Briddick discussed mainly the legal tools that are used in the securitisation process. She discussed some of the provisions of the UK’s Illegal Migration Act and the EU’s response to refugees from Syria compared to those from Ukraine. She underscored that the powers given by the Illegal Migration Act to the Home Secretary to deport and the provisions barring asylum claims even on the basis of international protection even for victims of trafficking are justified based on a securitisation discourse. The justifications for such provisions refer to “extraordinary circumstances” – that is the high number of people arriving by boat, the pressure they put on public services, and the public concerns of these arrivals.

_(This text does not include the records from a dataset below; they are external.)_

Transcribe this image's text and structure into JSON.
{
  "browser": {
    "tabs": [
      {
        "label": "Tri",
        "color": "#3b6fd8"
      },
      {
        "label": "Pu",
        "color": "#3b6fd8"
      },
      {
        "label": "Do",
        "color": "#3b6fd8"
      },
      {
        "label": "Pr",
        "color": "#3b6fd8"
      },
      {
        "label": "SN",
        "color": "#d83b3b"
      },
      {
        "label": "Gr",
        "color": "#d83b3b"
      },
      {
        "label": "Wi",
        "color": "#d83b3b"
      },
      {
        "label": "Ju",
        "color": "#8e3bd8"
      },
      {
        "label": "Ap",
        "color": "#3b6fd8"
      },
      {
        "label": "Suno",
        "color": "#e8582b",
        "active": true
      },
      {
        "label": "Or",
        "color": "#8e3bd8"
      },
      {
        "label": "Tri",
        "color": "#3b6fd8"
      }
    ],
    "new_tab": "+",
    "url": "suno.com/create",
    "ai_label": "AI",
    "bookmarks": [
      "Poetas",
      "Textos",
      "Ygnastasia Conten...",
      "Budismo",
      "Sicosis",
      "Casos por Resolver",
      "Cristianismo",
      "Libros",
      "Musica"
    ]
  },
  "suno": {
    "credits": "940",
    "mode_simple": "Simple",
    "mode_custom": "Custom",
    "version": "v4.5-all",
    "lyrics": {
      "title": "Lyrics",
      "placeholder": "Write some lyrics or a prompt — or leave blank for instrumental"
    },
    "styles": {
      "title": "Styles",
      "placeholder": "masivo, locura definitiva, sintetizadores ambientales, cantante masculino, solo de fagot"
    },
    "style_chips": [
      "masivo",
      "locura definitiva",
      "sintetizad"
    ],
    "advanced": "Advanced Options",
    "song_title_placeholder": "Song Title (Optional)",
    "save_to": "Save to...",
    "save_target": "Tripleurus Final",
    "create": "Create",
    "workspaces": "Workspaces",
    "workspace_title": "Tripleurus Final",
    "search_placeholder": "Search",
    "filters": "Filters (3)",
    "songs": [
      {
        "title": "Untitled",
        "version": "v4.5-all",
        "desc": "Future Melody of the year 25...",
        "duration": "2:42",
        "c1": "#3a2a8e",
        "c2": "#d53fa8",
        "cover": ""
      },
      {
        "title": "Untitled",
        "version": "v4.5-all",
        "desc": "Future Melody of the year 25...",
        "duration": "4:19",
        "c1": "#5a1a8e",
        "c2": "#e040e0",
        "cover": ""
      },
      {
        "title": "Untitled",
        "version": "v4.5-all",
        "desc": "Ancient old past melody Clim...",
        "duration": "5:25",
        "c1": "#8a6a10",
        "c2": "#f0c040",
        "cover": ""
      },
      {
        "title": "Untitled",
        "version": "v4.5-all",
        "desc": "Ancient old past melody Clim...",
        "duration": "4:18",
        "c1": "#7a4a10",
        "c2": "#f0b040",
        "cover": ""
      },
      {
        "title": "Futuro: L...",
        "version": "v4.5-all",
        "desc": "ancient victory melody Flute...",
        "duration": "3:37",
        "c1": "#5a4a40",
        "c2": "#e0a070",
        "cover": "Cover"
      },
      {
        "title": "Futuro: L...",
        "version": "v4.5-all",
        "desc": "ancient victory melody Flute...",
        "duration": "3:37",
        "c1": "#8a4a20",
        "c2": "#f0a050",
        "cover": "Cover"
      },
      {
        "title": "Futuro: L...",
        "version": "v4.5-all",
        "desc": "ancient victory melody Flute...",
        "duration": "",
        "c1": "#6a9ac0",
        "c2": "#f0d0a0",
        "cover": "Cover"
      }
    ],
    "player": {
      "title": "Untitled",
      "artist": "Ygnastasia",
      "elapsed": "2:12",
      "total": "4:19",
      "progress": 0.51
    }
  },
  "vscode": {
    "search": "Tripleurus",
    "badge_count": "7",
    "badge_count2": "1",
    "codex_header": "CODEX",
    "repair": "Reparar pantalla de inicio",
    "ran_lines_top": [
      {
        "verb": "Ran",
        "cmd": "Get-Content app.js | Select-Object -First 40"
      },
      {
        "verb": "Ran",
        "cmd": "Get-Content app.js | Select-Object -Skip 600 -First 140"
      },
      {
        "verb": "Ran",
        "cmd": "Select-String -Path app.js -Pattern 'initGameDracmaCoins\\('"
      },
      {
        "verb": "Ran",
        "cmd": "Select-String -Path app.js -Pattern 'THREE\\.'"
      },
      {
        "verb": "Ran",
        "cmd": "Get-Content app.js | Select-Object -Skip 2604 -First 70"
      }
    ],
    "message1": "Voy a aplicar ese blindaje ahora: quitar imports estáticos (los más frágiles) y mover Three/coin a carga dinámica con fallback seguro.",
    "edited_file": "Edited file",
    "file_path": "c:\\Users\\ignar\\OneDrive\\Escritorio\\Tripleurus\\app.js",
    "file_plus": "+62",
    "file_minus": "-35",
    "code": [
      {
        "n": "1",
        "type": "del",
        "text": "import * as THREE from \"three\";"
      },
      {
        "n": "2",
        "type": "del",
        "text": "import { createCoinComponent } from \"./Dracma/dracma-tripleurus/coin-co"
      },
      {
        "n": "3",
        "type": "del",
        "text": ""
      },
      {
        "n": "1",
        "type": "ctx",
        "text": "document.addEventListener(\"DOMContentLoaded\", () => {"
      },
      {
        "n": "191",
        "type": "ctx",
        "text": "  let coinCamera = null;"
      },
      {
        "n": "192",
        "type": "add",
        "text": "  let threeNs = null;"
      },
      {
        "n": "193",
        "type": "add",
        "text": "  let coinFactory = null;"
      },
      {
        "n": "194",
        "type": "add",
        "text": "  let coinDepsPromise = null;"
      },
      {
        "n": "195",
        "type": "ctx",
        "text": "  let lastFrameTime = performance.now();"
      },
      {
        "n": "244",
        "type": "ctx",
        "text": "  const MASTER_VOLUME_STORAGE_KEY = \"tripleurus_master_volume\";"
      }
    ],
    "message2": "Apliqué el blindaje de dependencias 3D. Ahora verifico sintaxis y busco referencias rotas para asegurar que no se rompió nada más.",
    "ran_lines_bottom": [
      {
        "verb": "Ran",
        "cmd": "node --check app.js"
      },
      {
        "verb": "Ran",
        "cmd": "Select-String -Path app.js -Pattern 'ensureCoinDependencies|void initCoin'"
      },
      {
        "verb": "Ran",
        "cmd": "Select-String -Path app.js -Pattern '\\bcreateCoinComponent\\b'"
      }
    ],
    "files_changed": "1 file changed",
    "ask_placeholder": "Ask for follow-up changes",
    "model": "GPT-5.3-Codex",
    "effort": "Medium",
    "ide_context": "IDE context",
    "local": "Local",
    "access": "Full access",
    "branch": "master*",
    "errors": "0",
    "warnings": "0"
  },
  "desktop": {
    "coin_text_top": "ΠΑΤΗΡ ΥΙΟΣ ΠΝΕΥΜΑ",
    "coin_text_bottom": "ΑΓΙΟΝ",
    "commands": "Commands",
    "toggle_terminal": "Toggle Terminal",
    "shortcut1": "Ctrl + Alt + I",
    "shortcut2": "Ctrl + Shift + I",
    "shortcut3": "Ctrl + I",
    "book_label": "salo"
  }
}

She also highlighted the use of a different legal practice by the EU – namely the activation of the Temporary Protection Directive – in the case of Ukrainian refugees, which allowed them to freely travel and settle in the EU. According to Briddick, this “demonstrates how states and groups of people find it easier to provide shelter to people with cultural and linguistic affinity” and the neglect associated with refugees of a different race or cultural background.

The discussion and question and answer sessions explored further the issue of the EU’s response to the 2015 refugee crisis and the Ukrainian refugee crisis in the wake of Russia’s invasion in February 2022, discussed the legal aspects of defining refugees and asylum seekers, as well as the important role played by NGOs in providing the necessary support infrastructure for the refugees.